When the call came in Saturday evening, Cowlitz County deputies were dubious.
Several miles west of the Cowlitz River and sleepy downtown Castle Rock, a driver said they spotted a massive sea lion walking down the middle of a rural road.
Dispatchers were disbelieving. “I’m sorry. A feline? No? A sea lion?”
“It just doesn’t sound right,” Troy Brightbill, the chief criminal deputy at the Sheriff’s Office said of the marine mammal sighting, which first occurred around 8 p.m.
Eventually, law enforcement officers and wildlife officials confirmed it with their own eyes. An estimated 600- to 700-pound female Steller sea lion had indeed made its way into the hills from the river up various creeks and onto Garlock Road in a wooded area of the Southwest Washington county.
Scott Schroeder, a wildlife officer with Washington’s Department of Fish and Wildlife, responded to a landscape he described as a “pretty, rolling forested area.”
Steller sea lions are found along the northern Pacific Ocean but often travel up river systems. They go where the food is. Schroeder said he’s seen sea lions in a variety of places, even 30 or more miles upriver on the Cowlitz, but never in this setting.
“There’s no other way to say it,” Schroeder said of sea lions and seals when you spot them in the river. “They’re fairly cute animals.”
But in the middle of the night, on a dark forest road, the cuteness fades as the teeth bare. The barks are no longer cute. San Francisco’s Pier 39 this isn’t.
“She was very aggressive,” Schroeder said of the sea lion. “If you got within 20 feet of her, she would go after you.”
Brightbill, with the Sheriff’s Office, said deputies on scene saw the speed and aggression firsthand. “As we’ve learned, they’re fairly mobile on land,” he said.
Schroeder said the sea lion would turn on its flippers and lunge “like an alligator” at anyone who got too close.
“She was certainly full of spit and vinegar,” he said.
Despite that, people on scene couldn’t help but taking videos and photos. Sgt. Corey Huffine snapped a bleary-eyed sea lion selfie. A majestic photo posted by the Sheriff’s Office shows the sea lion appearing to take in the grandeur of the forest setting.

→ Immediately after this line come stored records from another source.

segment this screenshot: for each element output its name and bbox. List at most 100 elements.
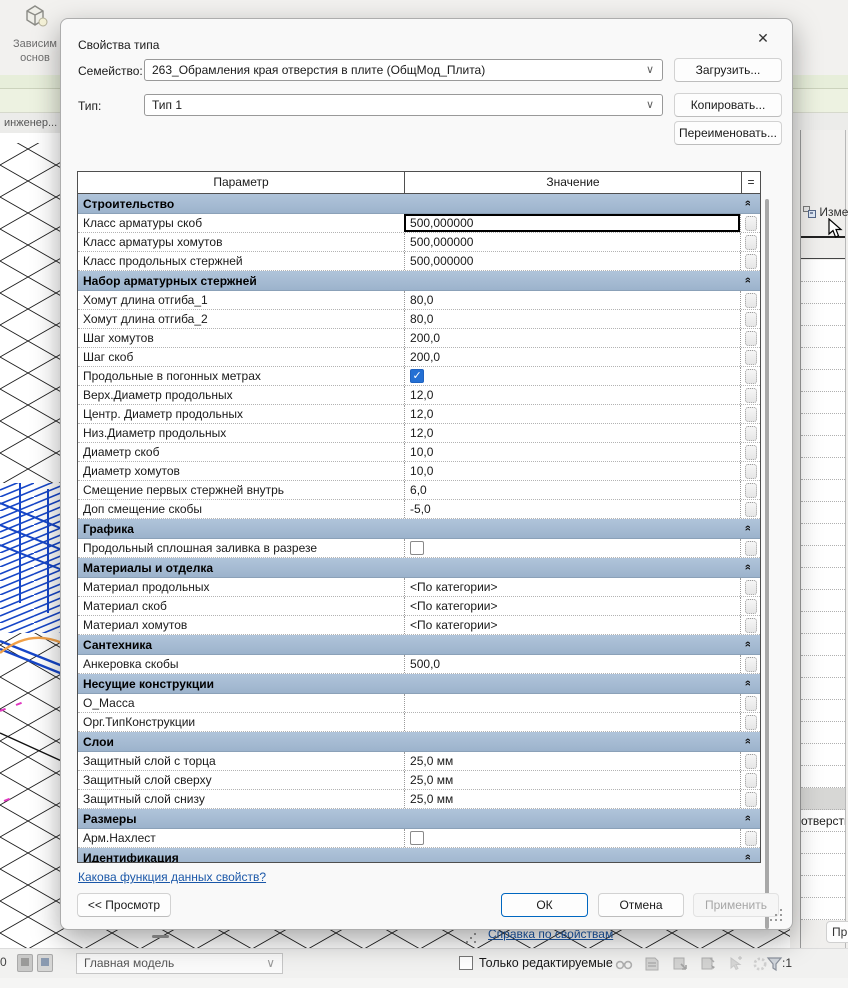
section-header[interactable]: Материалы и отделка » — [78, 558, 760, 578]
synchronize-icon[interactable] — [699, 955, 717, 973]
param-value[interactable]: 12,0 — [404, 386, 740, 404]
palette-apply-button[interactable]: При — [826, 921, 848, 943]
modify-button-fragment[interactable]: Измен — [803, 205, 848, 219]
collapse-chevron-icon[interactable]: » — [736, 678, 760, 690]
associate-param-button[interactable] — [744, 368, 757, 384]
param-value[interactable]: 12,0 — [404, 424, 740, 442]
cancel-button[interactable]: Отмена — [598, 893, 684, 917]
palette-resize-handle[interactable] — [152, 935, 169, 938]
family-dropdown[interactable]: 263_Обрамления края отверстия в плите (О… — [144, 59, 663, 81]
associate-param-button[interactable] — [744, 482, 757, 498]
apply-button[interactable]: Применить — [693, 893, 779, 917]
section-header[interactable]: Набор арматурных стержней » — [78, 271, 760, 291]
associate-param-button[interactable] — [744, 695, 757, 711]
section-header[interactable]: Строительство » — [78, 194, 760, 214]
associate-param-button[interactable] — [744, 753, 757, 769]
associate-param-button[interactable] — [744, 253, 757, 269]
associate-param-button[interactable] — [744, 617, 757, 633]
param-value[interactable]: 200,0 — [404, 348, 740, 366]
collapse-chevron-icon[interactable]: » — [736, 198, 760, 210]
associate-param-button[interactable] — [744, 425, 757, 441]
param-value[interactable]: 25,0 мм — [404, 752, 740, 770]
collapse-chevron-icon[interactable]: » — [736, 523, 760, 535]
associate-param-button[interactable] — [744, 791, 757, 807]
param-value[interactable]: 500,000000 — [404, 252, 740, 270]
section-header[interactable]: Идентификация » — [78, 848, 760, 863]
section-header[interactable]: Сантехника » — [78, 635, 760, 655]
dialog-resize-grip[interactable] — [770, 909, 784, 923]
param-value[interactable]: <По категории> — [404, 578, 740, 596]
associate-param-button[interactable] — [744, 830, 757, 846]
editable-only-checkbox[interactable] — [459, 956, 473, 970]
checkbox-unchecked[interactable] — [410, 541, 425, 555]
table-scrollbar[interactable] — [765, 199, 769, 929]
associate-param-button[interactable] — [744, 215, 757, 231]
section-header[interactable]: Слои » — [78, 732, 760, 752]
param-value[interactable]: 80,0 — [404, 310, 740, 328]
associate-param-button[interactable] — [744, 501, 757, 517]
section-header[interactable]: Размеры » — [78, 809, 760, 829]
status-icon-1[interactable] — [17, 954, 33, 972]
duplicate-button[interactable]: Копировать... — [674, 93, 782, 117]
view-tab-label[interactable]: инженер... — [4, 117, 57, 129]
associate-param-button[interactable] — [744, 714, 757, 730]
param-value[interactable]: 200,0 — [404, 329, 740, 347]
associate-param-button[interactable] — [744, 292, 757, 308]
collapse-chevron-icon[interactable]: » — [736, 852, 760, 863]
param-value[interactable]: 25,0 мм — [404, 790, 740, 808]
collapse-chevron-icon[interactable]: » — [736, 562, 760, 574]
associate-param-button[interactable] — [744, 444, 757, 460]
param-value[interactable]: <По категории> — [404, 597, 740, 615]
param-value[interactable]: -5,0 — [404, 500, 740, 518]
param-value[interactable]: 500,000000 — [404, 214, 741, 232]
type-dropdown[interactable]: Тип 1 ∨ — [144, 94, 663, 116]
help-link[interactable]: Какова функция данных свойств? — [78, 870, 266, 884]
collapse-chevron-icon[interactable]: » — [736, 736, 760, 748]
param-value[interactable]: <По категории> — [404, 616, 740, 634]
active-model-dropdown[interactable]: Главная модель ∨ — [76, 953, 283, 974]
param-value[interactable]: 500,000000 — [404, 233, 740, 251]
status-icon-2[interactable] — [37, 954, 53, 972]
param-value[interactable] — [404, 694, 740, 712]
param-value[interactable] — [404, 713, 740, 731]
associate-param-button[interactable] — [744, 579, 757, 595]
associate-param-button[interactable] — [744, 598, 757, 614]
associate-param-button[interactable] — [744, 406, 757, 422]
associate-param-button[interactable] — [744, 234, 757, 250]
param-value[interactable]: 12,0 — [404, 405, 740, 423]
collapse-chevron-icon[interactable]: » — [736, 813, 760, 825]
collapse-chevron-icon[interactable]: » — [736, 639, 760, 651]
checkbox-unchecked[interactable] — [410, 831, 425, 845]
param-value[interactable]: 25,0 мм — [404, 771, 740, 789]
param-column-header[interactable]: Параметр — [78, 172, 405, 193]
load-button[interactable]: Загрузить... — [674, 58, 782, 82]
param-value[interactable] — [404, 829, 740, 847]
section-header[interactable]: Несущие конструкции » — [78, 674, 760, 694]
associate-param-button[interactable] — [744, 330, 757, 346]
value-column-header[interactable]: Значение — [405, 172, 742, 193]
param-value[interactable] — [404, 539, 740, 557]
param-value[interactable]: 6,0 — [404, 481, 740, 499]
editing-requests-icon[interactable] — [643, 955, 661, 973]
associate-param-button[interactable] — [744, 463, 757, 479]
rename-button[interactable]: Переименовать... — [674, 121, 782, 145]
collapse-chevron-icon[interactable]: » — [736, 275, 760, 287]
param-value[interactable]: 10,0 — [404, 462, 740, 480]
associate-param-button[interactable] — [744, 387, 757, 403]
ok-button[interactable]: ОК — [501, 893, 588, 917]
worksets-icon[interactable] — [615, 955, 633, 973]
close-icon[interactable]: ✕ — [746, 25, 780, 51]
param-value[interactable]: 80,0 — [404, 291, 740, 309]
param-value[interactable]: ✓ — [404, 367, 740, 385]
associate-param-button[interactable] — [744, 540, 757, 556]
select-elements-icon[interactable] — [727, 955, 745, 973]
associate-param-button[interactable] — [744, 656, 757, 672]
ribbon-button-dependent[interactable]: Зависим основ — [4, 0, 66, 72]
associate-param-button[interactable] — [744, 311, 757, 327]
section-header[interactable]: Графика » — [78, 519, 760, 539]
checkbox-checked[interactable]: ✓ — [410, 369, 425, 383]
preview-button[interactable]: << Просмотр — [77, 893, 171, 917]
relinquish-icon[interactable] — [671, 955, 689, 973]
param-value[interactable]: 10,0 — [404, 443, 740, 461]
associate-param-button[interactable] — [744, 772, 757, 788]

Schroeder, the wildlife official, said the animal appeared to be healthy and had her wits about her.
Through Saturday night and into Sunday morning, deputies and other state officials would check in with the animal periodically. Schroeder said he was hoping she would return to the creek and work her way back to the Cowlitz River on her own.
That didn’t happen.
Brightbill said for quite a while the sea lion had a single deputy serving as its personal minder — focused on preventing a collision with a car. “The problem was it just kept moving,” he said.
Because of the location, time and limited staffing on the weekend, wildlife officers thought it best to leave her there overnight. But at around 1 a.m., more calls came in: She was more than 2 miles from a viable water source and was in the middle of the road.
At various points Sunday, there were as a many as 15 people on scene, especially at the end, where crews from the county Public Works Office, Humane Society, state Wildlife Department and Sheriff’s Office joined forces to corral the mammal.
“I think everybody had a face full of sea lion breath more than once,” Schroeder said.
Sea lions, both Steller and their cousins California, are increasingly abundant in the lower Columbia River and its tributaries. Schroeder said the marine mammals are feasting on a smelt run in the river system now.
Schroeder estimated there were hundreds of sea lions in the Cowlitz River alone at the moment.
Their presence in the Columbia, Willamette and other major rivers in recent years spawned federal legislation as Oregon and Washington succeeded in pushing for more lenience to kill more of the mammals to protect endangered fish.
Eventually on Sunday, the situation had improved significantly, safetywise. Instead of being in the middle of the road, the sea lion was in someone’s driveway. The coordinated crews on scene had responded with a trailer and cage and were able to successful guide the animal into the cage by holding large sheets of plywood and directing her that way.
“I’m actually surprised that it worked that well,” Schroeder said.
With that, the crews drove the animal back to the Willow Grove boat ramp in Longview, some 14 miles west. At 4:18 p.m., crews dumped the sea lion into the Columbia River.
She was off into a different river, after first given a clean bill of health. Schroeder theorized that the marine mammal may have looked for clearer waters in the tributaries of the Cowlitz, given that the main river is clouded with debris and sediment right now.
Schroeder said, in reality, he is surprised by one thing. Given how many of the massive mammals are out in the rivers he said, he’s surprised something like this doesn’t happen more often.